I’ve done a great deal of pitching for non-profits investment and competitions, which secured us the funding in different stages to create DayCape and then take it to the market. One of the investors and social entrepreneurs said to me the year after that she always looks for people with a certain craziness in their eye that makes them stubborn enough to drive their ideas. I think that you need to demonstrate being extremely stubborn, frustrated, show compassion but at the same time be severely harsh with the reality. Investors, stakeholders and supporters are likely to tell you that you’re doing something great as a social entrepreneur. But at the same time, it’s too easy to find excuses or convenient reasons to not support your idea. Whenever you’re talking or writing you need to make perfectly clear that won’t do. Don’t be afraid to go hard on people as to why your cause is desperately needed and urgent. When you’re expressing your idea you need to argue with the mind and logic but also with the audience’s heart and feelings.

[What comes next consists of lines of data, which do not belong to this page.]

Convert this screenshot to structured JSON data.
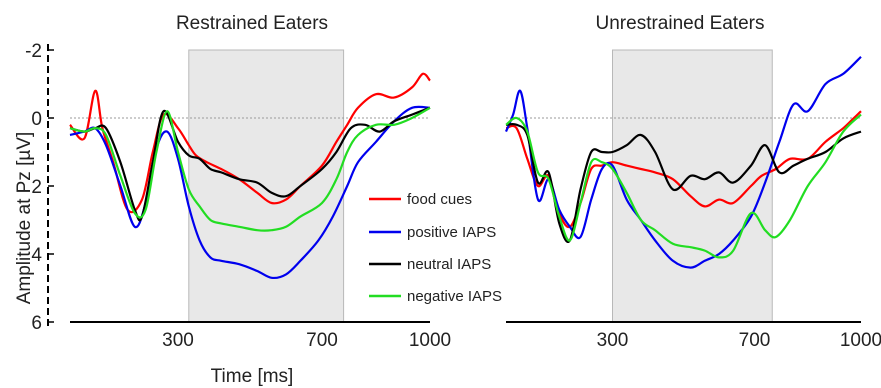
{
  "chart_data": [
    {
      "type": "line",
      "title": "Restrained Eaters",
      "xlabel": "Time [ms]",
      "ylabel": "Amplitude at Pz [µV]",
      "x_ticks": [
        300,
        700,
        1000
      ],
      "y_ticks": [
        -2,
        0,
        2,
        4,
        6
      ],
      "y_tick_labels": [
        "-2",
        "0",
        "2",
        "4",
        "6"
      ],
      "xlim": [
        0,
        1000
      ],
      "ylim": [
        -2,
        6
      ],
      "y_inverted": true,
      "shaded_window_ms": [
        330,
        760
      ],
      "zero_reference_line": true,
      "series": [
        {
          "name": "food cues",
          "color": "#ff0000",
          "x": [
            0,
            40,
            70,
            90,
            120,
            160,
            200,
            230,
            260,
            300,
            330,
            350,
            380,
            420,
            470,
            520,
            560,
            600,
            640,
            700,
            740,
            770,
            800,
            850,
            900,
            950,
            980,
            1000
          ],
          "y": [
            0.2,
            0.6,
            -0.8,
            0.3,
            1.3,
            2.7,
            2.4,
            1.0,
            -0.1,
            0.3,
            0.8,
            1.1,
            1.3,
            1.5,
            1.8,
            2.2,
            2.5,
            2.4,
            2.0,
            1.4,
            0.7,
            0.2,
            -0.3,
            -0.7,
            -0.6,
            -0.9,
            -1.3,
            -1.1
          ]
        },
        {
          "name": "positive IAPS",
          "color": "#0000ee",
          "x": [
            0,
            40,
            70,
            100,
            140,
            180,
            210,
            240,
            270,
            300,
            330,
            360,
            390,
            420,
            470,
            520,
            560,
            600,
            640,
            690,
            730,
            770,
            800,
            850,
            900,
            950,
            1000
          ],
          "y": [
            0.5,
            0.4,
            0.3,
            0.8,
            2.0,
            3.2,
            2.5,
            0.9,
            0.4,
            1.2,
            2.6,
            3.6,
            4.1,
            4.2,
            4.3,
            4.5,
            4.7,
            4.6,
            4.2,
            3.6,
            2.9,
            2.0,
            1.3,
            0.7,
            0.1,
            -0.3,
            -0.3
          ]
        },
        {
          "name": "neutral IAPS",
          "color": "#000000",
          "x": [
            0,
            40,
            70,
            100,
            140,
            180,
            200,
            230,
            260,
            300,
            330,
            360,
            390,
            420,
            470,
            520,
            560,
            600,
            640,
            700,
            740,
            780,
            820,
            860,
            900,
            950,
            1000
          ],
          "y": [
            0.3,
            0.4,
            0.3,
            0.3,
            1.3,
            2.7,
            2.9,
            1.3,
            -0.2,
            0.7,
            1.1,
            1.2,
            1.5,
            1.6,
            1.8,
            1.9,
            2.2,
            2.3,
            2.0,
            1.5,
            1.0,
            0.3,
            0.2,
            0.4,
            0.1,
            -0.1,
            -0.3
          ]
        },
        {
          "name": "negative IAPS",
          "color": "#22dd22",
          "x": [
            0,
            40,
            70,
            100,
            140,
            180,
            210,
            240,
            270,
            300,
            330,
            360,
            390,
            420,
            470,
            520,
            560,
            600,
            640,
            700,
            740,
            770,
            800,
            850,
            900,
            950,
            1000
          ],
          "y": [
            0.3,
            0.4,
            0.3,
            0.5,
            1.7,
            2.8,
            2.7,
            1.0,
            -0.2,
            1.0,
            2.1,
            2.6,
            3.0,
            3.1,
            3.2,
            3.3,
            3.3,
            3.2,
            2.9,
            2.5,
            1.8,
            1.0,
            0.5,
            0.2,
            0.2,
            0.0,
            -0.3
          ]
        }
      ]
    },
    {
      "type": "line",
      "title": "Unrestrained Eaters",
      "x_ticks": [
        300,
        700,
        1000
      ],
      "xlim": [
        0,
        1000
      ],
      "ylim": [
        -2,
        6
      ],
      "y_inverted": true,
      "shaded_window_ms": [
        300,
        750
      ],
      "zero_reference_line": true,
      "series": [
        {
          "name": "food cues",
          "color": "#ff0000",
          "x": [
            0,
            30,
            60,
            90,
            120,
            150,
            180,
            210,
            240,
            270,
            300,
            340,
            380,
            420,
            470,
            520,
            560,
            600,
            640,
            690,
            720,
            760,
            800,
            850,
            900,
            950,
            980,
            1000
          ],
          "y": [
            0.3,
            0.3,
            1.2,
            2.0,
            1.7,
            2.8,
            3.2,
            2.5,
            1.5,
            1.4,
            1.3,
            1.4,
            1.5,
            1.6,
            1.8,
            2.3,
            2.6,
            2.4,
            2.5,
            2.0,
            1.7,
            1.5,
            1.2,
            1.2,
            0.7,
            0.3,
            0.0,
            -0.2
          ]
        },
        {
          "name": "positive IAPS",
          "color": "#0000ee",
          "x": [
            0,
            20,
            40,
            60,
            90,
            120,
            150,
            180,
            210,
            240,
            270,
            300,
            340,
            380,
            420,
            470,
            520,
            560,
            600,
            640,
            690,
            730,
            770,
            810,
            850,
            900,
            950,
            1000
          ],
          "y": [
            0.4,
            -0.1,
            -0.8,
            0.3,
            2.4,
            1.8,
            2.7,
            3.2,
            3.5,
            2.4,
            1.5,
            1.4,
            2.4,
            3.0,
            3.6,
            4.2,
            4.4,
            4.2,
            4.0,
            3.6,
            2.9,
            1.9,
            0.7,
            -0.4,
            -0.2,
            -1.0,
            -1.3,
            -1.8
          ]
        },
        {
          "name": "neutral IAPS",
          "color": "#000000",
          "x": [
            0,
            30,
            60,
            90,
            120,
            150,
            180,
            210,
            240,
            270,
            300,
            340,
            380,
            420,
            470,
            520,
            560,
            600,
            640,
            690,
            730,
            770,
            810,
            850,
            900,
            950,
            1000
          ],
          "y": [
            0.2,
            0.2,
            0.5,
            1.9,
            1.6,
            3.1,
            3.6,
            2.1,
            1.0,
            1.0,
            1.0,
            0.8,
            0.5,
            1.0,
            2.1,
            1.7,
            1.8,
            1.6,
            1.9,
            1.4,
            0.8,
            1.6,
            1.4,
            1.2,
            1.0,
            0.6,
            0.4
          ]
        },
        {
          "name": "negative IAPS",
          "color": "#22dd22",
          "x": [
            0,
            30,
            60,
            90,
            120,
            150,
            180,
            210,
            240,
            270,
            300,
            340,
            380,
            420,
            470,
            520,
            560,
            600,
            640,
            690,
            730,
            760,
            800,
            850,
            900,
            950,
            1000
          ],
          "y": [
            0.2,
            0.0,
            0.4,
            1.6,
            1.8,
            2.9,
            3.6,
            2.5,
            1.3,
            1.3,
            1.5,
            2.2,
            3.0,
            3.3,
            3.7,
            3.8,
            3.9,
            4.1,
            3.9,
            2.8,
            3.3,
            3.5,
            3.0,
            2.0,
            1.3,
            0.4,
            -0.1
          ]
        }
      ]
    }
  ]
}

How did you scale your social innovation and what tips for scaling could you share?
I was very keen both early on and during our scaling to reach out to different magazines, blogs or interest groups about DayCape’s message. This led to us retaining an organic broth of organisations who published our story – what DayCape is and why it’s important. This also led to a chain reaction, where organisations started to share other organisations’ publications regarding DayCape. My advice would be to reach out as much as possible and make sure you have a message that is easy to share.
How do you change the whole system?
Receiving technology as a person with special needs in most cases requires you to apply for governmental funding. For people with autism these technologies are very expensive and outdated. For example, mobile phones for children with autism are ten years old in an industry where phones are updated every year. We are enabling supporting technology via the necessary support in existing platforms for autistic children. By doing so we are enabling children to be more inclusive in school and society.
What would be the one piece of advice you would give to an aspiring social innovator, a member of the Social Innovation Academy, with only two things at the moment: a big heart and a willingness to do something?
Be geeky and learn as much as possible about the problem you want to solve. As a social entrepreneur you need to understand at every touchpoint where you can make a social impact, how best to do it and how you prove that you are making a difference. You won’t have it as easy as regular entrepreneurs who can simply point to their profit. So you need to be more knowledgeable.
Interviewed by Manon van Leeuwen
Anton Håkanson, the founder of DayCape, was diagnosed as being on the autistic spectrum as a young child. Even though the diagnosis was later removed, he has a very special understanding of the daily issues that occur. Anton read a great deal of cartoons as a child, and his favourite hero was Peter Parker as Spiderman. Even with all the powers and spider sense that Peter has, he still experiences conflicting feelings about becoming Spiderman and faces decisions about how to use his powers. As Spiderman, he is unable to save everyone, and he struggles with feeling different and weak, despite his unusual powers. But Peter always had friends and family supporting him in the most difficult times, and they helped him become the great superhero he was meant to be.